Hong Kong – John Lee, a firm stance security chief who supervised a crackdown on Hong Kong’s pro-democracy development, was elected as the city’s next chief on Sunday in a vote cast by a mostly pro-Beijing committee.
Lee was the only applicant and won with more than the vast majority of the vote which almost all 1,500 committee individuals were carefully vetted by the government in Beijing.
He will replace the current leader, Carrie Lam starting July 1. Her five term was marked by immense pro-democracy protests calling for a resignation, a security crackdown that has suppressed practically all dissent, the recent covid wave that overpowered the health system – occasions that have sabotaged Hong Kong’s standing as a worldwide business center within Western-style freedoms.
“I look forward to all of us starting a new chapter together, building a Hong Kong that is caring, open and vibrant, and a Hong Kong that is full of opportunities and harmony,” Lee said in his victory speech.
Lam saluted Lee in a proclamation and noted she would present the political decision results to Beijing.
The election followed significant changes to Hong Kong’s electoral regulations last year to ensure that faithful ‘patriots’ loyal to Beijing can take office. The elaborate plans encompassing the predetermined outcome speak to Beijing’s need for a majority rule government. The committee members casted a ballot in secret, and Lee’s 1,416 votes were of the most support ever in the city’s top leadership role.
“Without resistance, Lee would probably have a simpler time governing Hong Kong when compared to Lam,” said Ivan Choy, senior speaker at the Chinese University of Hong Kong’s Department of Government and Public Administration.
“A major reason for easier governance is that the electoral system has changed,” he continued. “In the legislature and the election committee, there is almost no political opposition and the political spectrum is concentrated towards the pro-establishment camp. With no democrats, it will be easier for the chief executive to govern as there are fewer checks and balances,”
The European Union’s international policy chief Joseph Borrell said that Lee’s political decision “violates democratic principles and political pluralism in Hong Kong.”
On Sunday morning, three members from the League of Social Democrats, a local extremist group, protested the election by endeavoring to walk toward the electoral venue whilst showing a flag requesting universal suffrage that would allow Hong Kongers to cast a ballot both for the council and the chief executive.
‘Human rights over power, the people are greater than the country,’ the banner read. “One person, one vote for the chief executive. Immediately implement dual universal suffrage.”

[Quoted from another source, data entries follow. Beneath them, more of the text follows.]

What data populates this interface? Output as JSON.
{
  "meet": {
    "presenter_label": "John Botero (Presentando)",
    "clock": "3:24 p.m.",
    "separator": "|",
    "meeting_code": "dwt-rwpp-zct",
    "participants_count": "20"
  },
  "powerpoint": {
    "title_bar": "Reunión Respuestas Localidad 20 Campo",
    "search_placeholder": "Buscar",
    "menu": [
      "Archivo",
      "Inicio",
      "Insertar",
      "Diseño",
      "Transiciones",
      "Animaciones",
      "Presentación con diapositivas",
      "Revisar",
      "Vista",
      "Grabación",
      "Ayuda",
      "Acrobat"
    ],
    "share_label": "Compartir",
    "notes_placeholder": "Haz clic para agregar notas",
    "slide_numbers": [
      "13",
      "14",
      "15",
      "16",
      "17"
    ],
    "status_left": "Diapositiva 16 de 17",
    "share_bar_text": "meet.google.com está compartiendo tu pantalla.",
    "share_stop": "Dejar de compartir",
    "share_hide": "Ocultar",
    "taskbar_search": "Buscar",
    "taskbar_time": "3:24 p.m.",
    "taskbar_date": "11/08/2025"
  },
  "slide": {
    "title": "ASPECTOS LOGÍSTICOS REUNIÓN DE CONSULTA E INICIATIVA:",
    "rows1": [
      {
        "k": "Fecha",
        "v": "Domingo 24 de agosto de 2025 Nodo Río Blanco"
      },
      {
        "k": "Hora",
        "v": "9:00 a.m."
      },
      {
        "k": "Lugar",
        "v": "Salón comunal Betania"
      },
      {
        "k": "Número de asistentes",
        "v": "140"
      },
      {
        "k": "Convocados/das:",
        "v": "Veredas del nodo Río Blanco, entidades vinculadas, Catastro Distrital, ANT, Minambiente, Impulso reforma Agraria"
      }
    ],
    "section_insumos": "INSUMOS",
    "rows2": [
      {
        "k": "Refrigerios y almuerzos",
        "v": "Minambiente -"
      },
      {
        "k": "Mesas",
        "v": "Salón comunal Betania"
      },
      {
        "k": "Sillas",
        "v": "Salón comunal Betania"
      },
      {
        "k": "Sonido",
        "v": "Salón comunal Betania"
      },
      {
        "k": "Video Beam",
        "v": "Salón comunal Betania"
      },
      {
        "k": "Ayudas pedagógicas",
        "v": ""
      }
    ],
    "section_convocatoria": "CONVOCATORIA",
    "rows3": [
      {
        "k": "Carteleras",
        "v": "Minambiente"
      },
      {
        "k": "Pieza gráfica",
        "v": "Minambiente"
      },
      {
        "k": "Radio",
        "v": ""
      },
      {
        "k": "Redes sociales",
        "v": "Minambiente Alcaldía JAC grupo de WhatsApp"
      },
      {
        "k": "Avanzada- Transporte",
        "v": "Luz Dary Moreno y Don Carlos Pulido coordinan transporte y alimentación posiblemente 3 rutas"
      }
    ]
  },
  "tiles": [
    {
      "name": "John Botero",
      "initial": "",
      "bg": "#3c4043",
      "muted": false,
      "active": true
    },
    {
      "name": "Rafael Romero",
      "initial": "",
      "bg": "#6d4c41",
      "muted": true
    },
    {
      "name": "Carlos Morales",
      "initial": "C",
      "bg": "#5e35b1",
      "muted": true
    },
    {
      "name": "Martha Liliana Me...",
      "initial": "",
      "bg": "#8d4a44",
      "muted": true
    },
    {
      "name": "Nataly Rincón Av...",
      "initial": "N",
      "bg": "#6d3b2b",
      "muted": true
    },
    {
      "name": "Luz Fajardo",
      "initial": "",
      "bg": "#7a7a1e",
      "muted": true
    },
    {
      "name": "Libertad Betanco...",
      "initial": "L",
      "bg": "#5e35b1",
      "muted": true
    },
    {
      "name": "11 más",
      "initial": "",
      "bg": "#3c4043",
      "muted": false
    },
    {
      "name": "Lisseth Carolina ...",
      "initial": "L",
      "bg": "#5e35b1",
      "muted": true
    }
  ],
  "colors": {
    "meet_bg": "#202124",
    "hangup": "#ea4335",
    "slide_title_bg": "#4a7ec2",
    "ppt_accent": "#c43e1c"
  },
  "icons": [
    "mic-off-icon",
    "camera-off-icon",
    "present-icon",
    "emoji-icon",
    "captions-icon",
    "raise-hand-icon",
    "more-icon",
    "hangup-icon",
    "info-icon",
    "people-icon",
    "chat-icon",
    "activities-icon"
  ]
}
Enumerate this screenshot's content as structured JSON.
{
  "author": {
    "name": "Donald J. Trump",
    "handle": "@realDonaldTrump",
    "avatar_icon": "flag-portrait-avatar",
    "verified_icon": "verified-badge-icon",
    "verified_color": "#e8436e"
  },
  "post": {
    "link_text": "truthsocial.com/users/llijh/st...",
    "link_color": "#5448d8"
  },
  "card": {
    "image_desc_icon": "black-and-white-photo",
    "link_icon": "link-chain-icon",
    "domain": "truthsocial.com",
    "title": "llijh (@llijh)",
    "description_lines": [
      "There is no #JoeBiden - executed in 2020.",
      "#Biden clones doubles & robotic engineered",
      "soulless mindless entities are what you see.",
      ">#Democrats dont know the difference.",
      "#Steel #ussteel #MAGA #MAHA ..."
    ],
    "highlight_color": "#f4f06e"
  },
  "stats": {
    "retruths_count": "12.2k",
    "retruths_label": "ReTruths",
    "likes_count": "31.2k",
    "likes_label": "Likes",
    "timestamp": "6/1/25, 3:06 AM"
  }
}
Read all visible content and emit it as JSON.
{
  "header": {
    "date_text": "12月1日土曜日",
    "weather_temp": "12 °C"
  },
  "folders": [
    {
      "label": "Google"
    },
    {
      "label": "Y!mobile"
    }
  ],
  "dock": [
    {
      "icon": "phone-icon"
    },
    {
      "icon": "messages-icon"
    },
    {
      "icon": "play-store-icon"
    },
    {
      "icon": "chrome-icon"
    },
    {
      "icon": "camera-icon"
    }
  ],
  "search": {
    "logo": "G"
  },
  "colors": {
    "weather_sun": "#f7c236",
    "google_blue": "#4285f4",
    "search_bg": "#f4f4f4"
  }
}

One protester was passing out flyers before police showed up and cordoned them off. Police additionally looked through the protesters’ possessions and wrote down their personal details, however they made no prompt arrests.
The pro-democracy camp in Hong Kong has long demanded universal suffrage, which they say is guaranteed in its mini-constitution, the Basic Law. It was likewise a critical interest during massive protests in both 2014 and 2019. Lee’s job as Hong Kong’s next commander and chief has stirred up worry that Beijing could further tighten its hold. He spent the majority of his civil service profession in the security department and with police, and is a big fan of public safety regulation forced on Hong Kong in 2020 to get rid of dissent.
As security secretary during 2019 conflicts among demonstrators and police, he managed the utilization of rubber bullets and tear gas while arresting that snuffed out additional protests. More than 150 individuals have been captured under the security regulation, which outlaws terrorism, secession, subversion and collusion with foreign forces in the city’s affairs. Nearly all noticeable pro-democracy activists have been imprisoned, with others escaping abroad or being threatened into silence.
Thousands of occupants have left the city of over 7 million people in the midst of the 2019 protests and ensuing harsh pandemic restrictions, including numerous expatriates and professionals.
In his political race in the weeks leading up to Sunday’s surveys, Lee promised to authorize long-retired local legislations to safeguard against security dangers and promised to increase housing supply in the world’s most costly housing market.
He likewise said that he’d work on the city’s competitiveness and set a strong foundation for the development of Hong Kong.
This story syndicated with permission from For the Love of News
Notice: This article may contain commentary that reflects the author's opinion.